Victoria-Seerose - Stabilität durch Streben
Von der Natur…
Die Riesenseerose Victoria gehört zu den größten Süßwasserpflanzen der Welt. Ihre ledrigen, etwa zwei Millimeter dicken Schwimmblätter sind ungewöhnlich stabil. Ein
mit Luftkammern durchsetztes Rippensystem auf der Blattunterseite verhindert das Untergehen selbst dann, wenn man sie gleichmäßig mit einem Gewicht von 60 Kilogramm belastet.
…in die Technik
Joseph Paxton (1803-1865) pflegte die zu Beginn des 19. Jh. entdeckte Riesenseerose als besonders wertvolle botanische Rarität im Garten des Herzogs von Devonshire. Ihr stabiles Rippengerüst inspirierte ihn zu neuartigen Gewächshauskonstruktionen. Besonders berühmt war sein Crystal Palace für die Weltausstellung 1851 in London. Er brachte ihm den Adelstitel ein. Die Bauweise war damals revolutionär: Vorgefertigte Module ermöglichten eine sehr kurze Bauzeit von nur 6 Monaten. Massive Tragbalken sorgten für die Stabilität der Konstruktion ganz ähnlich wie die kräftigen radialen Blattrippen der Victoria Seerose. Die rechtwinklig zu den Balken angeordneten Regenrinnen verliehen zusätzliche Steifigkeit genau wie die Querstreben des Victoria-Blatts.
Bildunterschriften:
Joseph Paxtons Tochter Annie auf dem Blatt einer Riesen Seerose, abgebildet
im November 1849 in "The Illustrated London News“.
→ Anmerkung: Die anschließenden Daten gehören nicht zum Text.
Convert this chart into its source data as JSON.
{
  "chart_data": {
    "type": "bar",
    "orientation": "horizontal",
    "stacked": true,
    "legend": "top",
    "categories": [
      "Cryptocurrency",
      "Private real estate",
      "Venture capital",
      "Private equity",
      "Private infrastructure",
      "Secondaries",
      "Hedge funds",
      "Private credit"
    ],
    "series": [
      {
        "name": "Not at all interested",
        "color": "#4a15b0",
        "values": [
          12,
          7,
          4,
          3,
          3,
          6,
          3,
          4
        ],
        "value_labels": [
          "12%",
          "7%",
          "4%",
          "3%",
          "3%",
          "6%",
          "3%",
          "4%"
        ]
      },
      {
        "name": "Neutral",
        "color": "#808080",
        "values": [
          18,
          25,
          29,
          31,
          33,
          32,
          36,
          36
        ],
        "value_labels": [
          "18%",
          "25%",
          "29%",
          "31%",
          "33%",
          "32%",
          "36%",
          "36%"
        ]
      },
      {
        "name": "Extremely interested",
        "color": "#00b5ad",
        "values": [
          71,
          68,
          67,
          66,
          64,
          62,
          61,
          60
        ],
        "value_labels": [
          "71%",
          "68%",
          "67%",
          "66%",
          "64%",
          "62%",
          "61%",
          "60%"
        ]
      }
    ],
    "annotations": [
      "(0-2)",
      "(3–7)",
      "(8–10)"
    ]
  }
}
Blattunterseite eines Victoria Blatts: Dicke radial verlaufende Blattrippen und schmalere Querstreben geben Halt und Auftrieb. Ihre Anordnung folgt den Blattadern.
Der 1936 durch ein Feuer zerstörte Crystal Palace gilt als erste bewusst bionische Konstruktion der Baugeschichte.